Smartwatches and smartphone apps also feel like a natural fit for the large-scale collection of anonymised data on everything from heart rates to menstrual cycles. But they too come with an almost in-built level of bias. “I would assume that the average person using a wearable would certainly be wealthier than the world average, which immediately creates a bias in any data gained from them,” says Dr Sutherland. “To be able to use such data reliably means you must at least understand this bias and be able to compensate for it. Although that that feels like a bit of a minefield.”

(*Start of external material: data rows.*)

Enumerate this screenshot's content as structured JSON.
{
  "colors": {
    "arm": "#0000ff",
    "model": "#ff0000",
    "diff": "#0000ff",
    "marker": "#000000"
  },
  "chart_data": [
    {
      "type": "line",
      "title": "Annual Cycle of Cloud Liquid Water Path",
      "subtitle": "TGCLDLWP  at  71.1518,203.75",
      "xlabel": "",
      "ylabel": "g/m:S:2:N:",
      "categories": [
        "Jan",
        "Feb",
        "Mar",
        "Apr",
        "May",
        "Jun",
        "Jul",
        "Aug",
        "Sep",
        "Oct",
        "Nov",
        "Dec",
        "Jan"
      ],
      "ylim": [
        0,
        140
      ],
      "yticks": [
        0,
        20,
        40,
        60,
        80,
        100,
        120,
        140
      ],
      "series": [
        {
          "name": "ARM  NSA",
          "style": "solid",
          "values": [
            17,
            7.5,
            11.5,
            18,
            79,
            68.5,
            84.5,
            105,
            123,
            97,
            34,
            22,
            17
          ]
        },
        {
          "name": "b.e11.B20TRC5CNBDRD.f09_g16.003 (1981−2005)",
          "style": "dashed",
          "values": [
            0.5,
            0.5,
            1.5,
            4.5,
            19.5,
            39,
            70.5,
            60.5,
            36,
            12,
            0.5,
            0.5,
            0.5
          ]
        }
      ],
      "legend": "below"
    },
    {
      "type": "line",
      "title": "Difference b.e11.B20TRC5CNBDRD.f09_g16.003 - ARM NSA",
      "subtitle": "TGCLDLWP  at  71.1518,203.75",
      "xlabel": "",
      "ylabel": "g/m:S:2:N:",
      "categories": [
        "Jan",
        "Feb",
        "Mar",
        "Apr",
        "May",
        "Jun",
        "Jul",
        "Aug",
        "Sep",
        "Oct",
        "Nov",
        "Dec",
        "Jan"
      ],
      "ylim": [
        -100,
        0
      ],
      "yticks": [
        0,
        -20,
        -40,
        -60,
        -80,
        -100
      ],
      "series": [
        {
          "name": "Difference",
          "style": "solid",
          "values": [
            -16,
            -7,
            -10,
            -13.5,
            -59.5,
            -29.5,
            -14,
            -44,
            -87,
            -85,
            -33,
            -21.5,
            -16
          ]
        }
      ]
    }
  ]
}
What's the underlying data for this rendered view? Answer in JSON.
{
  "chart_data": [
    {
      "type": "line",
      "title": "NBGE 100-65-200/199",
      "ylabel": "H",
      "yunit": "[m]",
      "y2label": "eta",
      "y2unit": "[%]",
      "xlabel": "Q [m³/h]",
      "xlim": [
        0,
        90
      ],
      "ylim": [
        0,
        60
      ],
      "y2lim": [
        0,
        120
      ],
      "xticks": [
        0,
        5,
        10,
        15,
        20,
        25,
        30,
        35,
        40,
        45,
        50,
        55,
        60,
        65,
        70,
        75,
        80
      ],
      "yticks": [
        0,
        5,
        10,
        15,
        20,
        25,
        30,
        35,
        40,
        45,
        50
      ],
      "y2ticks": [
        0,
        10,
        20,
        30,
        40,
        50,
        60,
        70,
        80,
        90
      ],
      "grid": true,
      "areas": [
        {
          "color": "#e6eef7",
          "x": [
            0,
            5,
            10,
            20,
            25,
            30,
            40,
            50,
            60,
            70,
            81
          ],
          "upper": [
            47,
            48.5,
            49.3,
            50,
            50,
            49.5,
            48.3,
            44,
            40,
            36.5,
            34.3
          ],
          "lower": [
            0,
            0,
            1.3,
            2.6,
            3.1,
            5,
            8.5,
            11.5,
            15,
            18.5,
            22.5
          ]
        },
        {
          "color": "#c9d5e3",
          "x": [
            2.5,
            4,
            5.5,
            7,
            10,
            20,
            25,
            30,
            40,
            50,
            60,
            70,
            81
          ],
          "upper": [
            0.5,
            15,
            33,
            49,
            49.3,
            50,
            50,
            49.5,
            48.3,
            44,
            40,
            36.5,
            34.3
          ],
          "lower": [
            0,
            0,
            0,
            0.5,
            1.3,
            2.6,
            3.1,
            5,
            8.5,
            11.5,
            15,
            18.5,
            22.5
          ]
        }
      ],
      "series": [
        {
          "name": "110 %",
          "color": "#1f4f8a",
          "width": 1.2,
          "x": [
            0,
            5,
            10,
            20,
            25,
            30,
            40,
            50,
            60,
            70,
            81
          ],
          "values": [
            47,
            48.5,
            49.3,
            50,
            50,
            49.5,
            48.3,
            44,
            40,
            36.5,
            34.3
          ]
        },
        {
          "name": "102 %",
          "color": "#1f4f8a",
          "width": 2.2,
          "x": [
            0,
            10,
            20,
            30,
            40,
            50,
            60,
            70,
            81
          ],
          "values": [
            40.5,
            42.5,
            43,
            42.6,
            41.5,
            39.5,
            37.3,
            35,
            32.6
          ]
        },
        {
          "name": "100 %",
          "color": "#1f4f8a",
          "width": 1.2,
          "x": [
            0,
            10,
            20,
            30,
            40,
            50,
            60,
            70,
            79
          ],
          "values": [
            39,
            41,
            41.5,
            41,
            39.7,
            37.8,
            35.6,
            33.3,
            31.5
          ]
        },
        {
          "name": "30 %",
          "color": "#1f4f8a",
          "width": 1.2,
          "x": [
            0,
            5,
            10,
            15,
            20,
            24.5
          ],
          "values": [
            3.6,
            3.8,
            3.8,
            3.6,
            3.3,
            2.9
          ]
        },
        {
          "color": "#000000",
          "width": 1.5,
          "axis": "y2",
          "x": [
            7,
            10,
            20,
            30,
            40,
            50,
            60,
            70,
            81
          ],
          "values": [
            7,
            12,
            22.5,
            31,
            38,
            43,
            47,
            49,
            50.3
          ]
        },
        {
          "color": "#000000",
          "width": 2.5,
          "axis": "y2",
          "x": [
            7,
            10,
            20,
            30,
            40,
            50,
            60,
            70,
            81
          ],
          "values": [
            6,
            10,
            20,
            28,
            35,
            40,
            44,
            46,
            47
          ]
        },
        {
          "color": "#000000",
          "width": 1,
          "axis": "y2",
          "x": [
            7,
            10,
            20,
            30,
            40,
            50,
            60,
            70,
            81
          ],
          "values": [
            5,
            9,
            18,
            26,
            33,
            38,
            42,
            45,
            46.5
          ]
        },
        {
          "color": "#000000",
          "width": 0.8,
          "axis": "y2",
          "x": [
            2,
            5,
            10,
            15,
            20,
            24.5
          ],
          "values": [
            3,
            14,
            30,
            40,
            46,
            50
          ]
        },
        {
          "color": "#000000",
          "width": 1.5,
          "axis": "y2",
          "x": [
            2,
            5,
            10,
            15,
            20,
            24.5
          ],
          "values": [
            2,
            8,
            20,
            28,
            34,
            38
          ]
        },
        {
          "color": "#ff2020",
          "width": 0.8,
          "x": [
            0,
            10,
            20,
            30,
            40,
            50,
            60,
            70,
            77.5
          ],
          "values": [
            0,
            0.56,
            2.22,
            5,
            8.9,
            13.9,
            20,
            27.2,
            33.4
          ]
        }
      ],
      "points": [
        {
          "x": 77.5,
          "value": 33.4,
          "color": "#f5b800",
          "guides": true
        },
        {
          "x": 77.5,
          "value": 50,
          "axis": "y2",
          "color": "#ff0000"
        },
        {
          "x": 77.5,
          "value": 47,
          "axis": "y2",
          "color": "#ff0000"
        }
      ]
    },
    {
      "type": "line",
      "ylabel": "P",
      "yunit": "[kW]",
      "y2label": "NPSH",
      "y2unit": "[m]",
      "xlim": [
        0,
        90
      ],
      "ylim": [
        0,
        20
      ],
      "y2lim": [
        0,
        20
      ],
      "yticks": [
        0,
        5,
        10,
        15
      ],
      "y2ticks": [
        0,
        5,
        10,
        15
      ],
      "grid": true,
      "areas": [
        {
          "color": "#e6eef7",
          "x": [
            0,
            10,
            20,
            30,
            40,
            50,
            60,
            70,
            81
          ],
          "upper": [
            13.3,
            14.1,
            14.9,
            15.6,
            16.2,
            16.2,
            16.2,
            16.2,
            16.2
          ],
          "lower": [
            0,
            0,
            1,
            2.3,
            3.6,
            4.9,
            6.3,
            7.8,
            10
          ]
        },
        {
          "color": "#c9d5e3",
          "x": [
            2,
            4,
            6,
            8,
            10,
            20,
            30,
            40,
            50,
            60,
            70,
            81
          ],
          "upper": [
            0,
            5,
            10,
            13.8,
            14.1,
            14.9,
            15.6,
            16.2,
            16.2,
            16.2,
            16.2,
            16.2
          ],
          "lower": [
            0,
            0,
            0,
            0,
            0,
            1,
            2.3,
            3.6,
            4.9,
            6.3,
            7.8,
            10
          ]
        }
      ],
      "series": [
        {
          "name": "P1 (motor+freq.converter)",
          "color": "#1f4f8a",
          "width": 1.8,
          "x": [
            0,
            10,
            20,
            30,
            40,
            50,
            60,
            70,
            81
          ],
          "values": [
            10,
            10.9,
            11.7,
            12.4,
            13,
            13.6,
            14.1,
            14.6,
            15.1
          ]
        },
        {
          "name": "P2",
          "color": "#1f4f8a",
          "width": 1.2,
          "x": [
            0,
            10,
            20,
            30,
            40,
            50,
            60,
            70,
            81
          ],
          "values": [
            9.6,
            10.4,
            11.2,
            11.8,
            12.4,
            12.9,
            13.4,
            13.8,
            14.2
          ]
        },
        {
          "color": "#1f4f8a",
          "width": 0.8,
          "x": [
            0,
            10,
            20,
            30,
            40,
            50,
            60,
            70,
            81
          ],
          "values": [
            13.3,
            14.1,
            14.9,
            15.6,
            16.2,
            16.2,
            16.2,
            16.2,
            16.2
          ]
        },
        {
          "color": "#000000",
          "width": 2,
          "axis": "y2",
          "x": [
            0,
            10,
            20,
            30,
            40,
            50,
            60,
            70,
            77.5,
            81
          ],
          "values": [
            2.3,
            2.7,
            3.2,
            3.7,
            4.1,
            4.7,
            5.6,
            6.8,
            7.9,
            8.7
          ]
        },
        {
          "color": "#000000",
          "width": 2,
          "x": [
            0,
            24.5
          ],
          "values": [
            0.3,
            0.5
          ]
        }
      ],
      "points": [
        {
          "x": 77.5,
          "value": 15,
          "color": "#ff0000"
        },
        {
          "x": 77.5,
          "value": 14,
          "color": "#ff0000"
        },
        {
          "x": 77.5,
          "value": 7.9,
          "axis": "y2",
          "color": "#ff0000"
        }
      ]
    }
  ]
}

Issues of specialist data aside, it's clear that Generative AI is already having a substantive impact on the world of healthcare. “Simply speaking, it’s helping doctors to do things faster, by automating existing workflows,” explains Dr O’Neil. “Fundamentally, it’s about trying to reduce the amount of time the clinician spends with EHRs (Electronic Health Records), reducing their administrative backlogs and increasing the amount of time they spend talking to their patients.” This is primarily what the work of CMRE is all about – creating tools that “turbo-charge” the skills of clinicians and give the best possible results to their patients. And while there’s still a long way to go, for both patients and doctors, the small benefits of using Generative AI in healthcare quickly become huge changes. “After all,” smiles Dr O’Neil. “Patients are now asking ChatGPT their medical questions. So, it's already happening.”